Worsley, who spent 36 years in the British Army, was also raising money for the Endeavour Fund, a charity that helps wounded servicemen and women during his Shackleton Solo attempt. At the time of his death, he had managed to raise more than £106,000 ($150,000) for the charity. Following news of his death, the number of donations has rocketed and the amount, at time of publishing, stands at more than £166,700.

In his last statement sent from Antarctica, Worsley explained his reasons for attempting the journey while describing his disappointment that he has been forced to end it so close to the end. He said: "I set out on this journey to attempt the first solo unsupported crossing of the Antarctic landmass, a feat of endurance never before achieved.
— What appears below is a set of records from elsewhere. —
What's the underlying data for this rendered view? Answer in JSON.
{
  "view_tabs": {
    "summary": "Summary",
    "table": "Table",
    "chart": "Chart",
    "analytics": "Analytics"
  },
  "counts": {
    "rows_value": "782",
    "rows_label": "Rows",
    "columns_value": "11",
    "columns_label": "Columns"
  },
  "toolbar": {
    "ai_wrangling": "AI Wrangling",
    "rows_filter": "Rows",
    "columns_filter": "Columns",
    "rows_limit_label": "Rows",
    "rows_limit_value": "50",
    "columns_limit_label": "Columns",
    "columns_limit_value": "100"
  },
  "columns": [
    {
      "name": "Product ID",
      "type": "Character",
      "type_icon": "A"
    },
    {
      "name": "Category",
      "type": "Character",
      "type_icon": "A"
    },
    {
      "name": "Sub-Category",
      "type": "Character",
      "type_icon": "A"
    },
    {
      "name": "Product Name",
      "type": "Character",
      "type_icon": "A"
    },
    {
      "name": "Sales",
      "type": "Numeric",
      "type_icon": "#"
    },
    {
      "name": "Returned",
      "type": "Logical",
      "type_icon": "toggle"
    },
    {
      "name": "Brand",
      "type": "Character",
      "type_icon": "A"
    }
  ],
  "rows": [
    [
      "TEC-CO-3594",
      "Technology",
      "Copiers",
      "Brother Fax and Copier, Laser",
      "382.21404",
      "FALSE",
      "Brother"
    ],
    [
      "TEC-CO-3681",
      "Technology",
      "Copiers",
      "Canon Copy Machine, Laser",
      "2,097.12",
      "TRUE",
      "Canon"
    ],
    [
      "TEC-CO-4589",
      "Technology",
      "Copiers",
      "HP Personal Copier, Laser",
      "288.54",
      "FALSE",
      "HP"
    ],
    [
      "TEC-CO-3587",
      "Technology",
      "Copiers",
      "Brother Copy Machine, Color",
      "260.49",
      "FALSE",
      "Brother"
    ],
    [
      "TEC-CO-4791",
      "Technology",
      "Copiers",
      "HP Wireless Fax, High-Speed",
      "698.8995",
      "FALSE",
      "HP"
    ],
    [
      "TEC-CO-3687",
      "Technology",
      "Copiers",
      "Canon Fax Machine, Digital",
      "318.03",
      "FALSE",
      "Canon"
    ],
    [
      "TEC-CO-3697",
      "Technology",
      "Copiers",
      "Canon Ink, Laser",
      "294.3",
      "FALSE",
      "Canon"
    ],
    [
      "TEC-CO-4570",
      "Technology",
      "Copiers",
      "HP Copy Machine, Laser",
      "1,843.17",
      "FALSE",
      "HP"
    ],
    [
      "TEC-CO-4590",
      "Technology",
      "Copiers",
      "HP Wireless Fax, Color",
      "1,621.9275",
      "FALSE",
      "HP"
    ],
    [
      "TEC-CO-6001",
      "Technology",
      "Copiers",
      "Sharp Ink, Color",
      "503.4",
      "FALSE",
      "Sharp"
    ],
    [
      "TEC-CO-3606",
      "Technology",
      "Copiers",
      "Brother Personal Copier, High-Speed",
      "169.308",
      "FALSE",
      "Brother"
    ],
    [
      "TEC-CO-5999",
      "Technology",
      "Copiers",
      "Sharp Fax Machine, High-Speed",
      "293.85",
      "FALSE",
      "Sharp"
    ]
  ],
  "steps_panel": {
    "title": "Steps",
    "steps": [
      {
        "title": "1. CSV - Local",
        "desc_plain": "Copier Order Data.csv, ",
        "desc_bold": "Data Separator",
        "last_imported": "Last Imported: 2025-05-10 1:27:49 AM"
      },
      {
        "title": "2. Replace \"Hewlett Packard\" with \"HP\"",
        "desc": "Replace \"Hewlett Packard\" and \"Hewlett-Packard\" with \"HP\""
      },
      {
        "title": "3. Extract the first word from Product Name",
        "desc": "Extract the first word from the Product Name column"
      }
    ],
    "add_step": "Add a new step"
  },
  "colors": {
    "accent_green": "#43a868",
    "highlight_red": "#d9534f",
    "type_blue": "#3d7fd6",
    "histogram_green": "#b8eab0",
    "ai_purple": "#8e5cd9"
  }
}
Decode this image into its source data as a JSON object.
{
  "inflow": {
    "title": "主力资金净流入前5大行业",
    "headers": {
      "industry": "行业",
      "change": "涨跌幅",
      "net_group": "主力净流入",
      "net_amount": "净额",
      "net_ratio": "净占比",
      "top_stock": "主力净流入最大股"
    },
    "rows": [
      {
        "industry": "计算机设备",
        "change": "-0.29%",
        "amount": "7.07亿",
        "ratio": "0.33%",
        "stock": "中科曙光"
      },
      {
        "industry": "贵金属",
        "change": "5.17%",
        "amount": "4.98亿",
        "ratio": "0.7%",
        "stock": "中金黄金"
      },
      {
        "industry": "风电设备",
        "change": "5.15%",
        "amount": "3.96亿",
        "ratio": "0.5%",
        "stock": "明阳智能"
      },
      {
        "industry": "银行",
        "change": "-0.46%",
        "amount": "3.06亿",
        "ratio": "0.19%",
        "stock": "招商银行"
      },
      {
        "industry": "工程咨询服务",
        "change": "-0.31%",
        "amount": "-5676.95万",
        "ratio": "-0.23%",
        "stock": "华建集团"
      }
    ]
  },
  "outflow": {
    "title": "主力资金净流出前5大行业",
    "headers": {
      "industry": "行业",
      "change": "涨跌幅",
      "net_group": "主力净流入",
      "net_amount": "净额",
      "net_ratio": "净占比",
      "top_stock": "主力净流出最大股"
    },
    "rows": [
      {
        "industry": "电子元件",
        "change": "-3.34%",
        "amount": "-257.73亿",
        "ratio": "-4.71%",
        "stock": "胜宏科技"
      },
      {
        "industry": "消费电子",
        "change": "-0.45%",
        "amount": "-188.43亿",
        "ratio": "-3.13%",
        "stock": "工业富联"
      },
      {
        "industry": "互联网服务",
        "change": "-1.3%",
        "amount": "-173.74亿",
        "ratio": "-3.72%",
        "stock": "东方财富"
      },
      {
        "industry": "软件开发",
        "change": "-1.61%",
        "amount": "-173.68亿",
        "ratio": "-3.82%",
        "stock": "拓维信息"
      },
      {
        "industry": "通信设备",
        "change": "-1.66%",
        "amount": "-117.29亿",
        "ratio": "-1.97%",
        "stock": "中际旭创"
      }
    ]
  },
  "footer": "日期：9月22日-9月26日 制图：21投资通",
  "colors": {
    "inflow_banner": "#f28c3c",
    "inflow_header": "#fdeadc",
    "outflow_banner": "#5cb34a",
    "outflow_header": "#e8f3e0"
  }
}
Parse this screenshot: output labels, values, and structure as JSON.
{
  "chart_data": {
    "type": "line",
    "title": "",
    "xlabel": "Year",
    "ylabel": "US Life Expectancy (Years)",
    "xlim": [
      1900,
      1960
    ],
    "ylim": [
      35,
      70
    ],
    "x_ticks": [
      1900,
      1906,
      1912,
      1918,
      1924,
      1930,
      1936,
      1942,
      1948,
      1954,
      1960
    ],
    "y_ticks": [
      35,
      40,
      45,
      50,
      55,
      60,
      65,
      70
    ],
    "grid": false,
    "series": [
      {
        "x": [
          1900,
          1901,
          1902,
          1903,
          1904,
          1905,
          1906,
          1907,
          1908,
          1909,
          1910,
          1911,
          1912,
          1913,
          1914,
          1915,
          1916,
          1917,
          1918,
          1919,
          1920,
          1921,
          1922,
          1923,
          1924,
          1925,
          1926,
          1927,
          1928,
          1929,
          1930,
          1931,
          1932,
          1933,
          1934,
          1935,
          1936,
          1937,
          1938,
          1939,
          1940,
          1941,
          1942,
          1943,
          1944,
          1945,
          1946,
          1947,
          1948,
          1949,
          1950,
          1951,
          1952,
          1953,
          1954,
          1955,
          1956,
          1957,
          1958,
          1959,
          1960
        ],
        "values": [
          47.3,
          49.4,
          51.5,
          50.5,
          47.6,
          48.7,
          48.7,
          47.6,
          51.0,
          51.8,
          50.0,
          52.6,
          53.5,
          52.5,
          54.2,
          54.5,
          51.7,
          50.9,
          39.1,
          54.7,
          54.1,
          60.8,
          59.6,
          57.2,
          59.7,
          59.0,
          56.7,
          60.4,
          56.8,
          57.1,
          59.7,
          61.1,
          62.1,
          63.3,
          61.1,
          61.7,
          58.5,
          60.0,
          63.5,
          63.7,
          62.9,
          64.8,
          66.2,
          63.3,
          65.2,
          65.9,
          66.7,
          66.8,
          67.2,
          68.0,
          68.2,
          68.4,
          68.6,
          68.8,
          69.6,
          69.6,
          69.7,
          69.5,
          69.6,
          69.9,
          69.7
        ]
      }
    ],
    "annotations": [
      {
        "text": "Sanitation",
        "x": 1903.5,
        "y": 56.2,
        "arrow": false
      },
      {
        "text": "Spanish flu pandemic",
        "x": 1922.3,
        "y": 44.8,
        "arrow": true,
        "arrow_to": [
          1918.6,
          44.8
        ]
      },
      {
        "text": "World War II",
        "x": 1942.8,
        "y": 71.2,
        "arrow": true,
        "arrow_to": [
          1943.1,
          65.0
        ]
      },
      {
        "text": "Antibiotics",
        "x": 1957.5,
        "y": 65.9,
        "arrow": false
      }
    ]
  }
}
"But more importantly, to raise support for the Endeavour Fund, to assist wounded soldiers in their rehabilitation. Having been a career soldier for 36 years and recently retired, it has been a way of giving back to those far less fortunate than me.

"The 71 days alone on the Antarctic with over 900 statute miles covered and a gradual grinding down of my physical endurance finally took its toll today, and it is with sadness that I report it is journey's end – so close to my goal."

Harry Holt, chairman of the Endeavour Fund and a close personal friend of Worsley, said: "We are devastated by the loss of Henry Worsley. The Endeavour Fund is very proud to have been associated with Henry's tremendous achievements but we mourn his sacrifice. Our thoughts and prayers are with his family and friends in this dark hour."

Prince William, who help set up the Endeavour Fund along with Prince Harry and the Duchess of Cambridge, also paid tribute to Worsley following his death, describing the 55-year-old as someone "who showed great courage and determination and we are incredibly proud to be associated with him".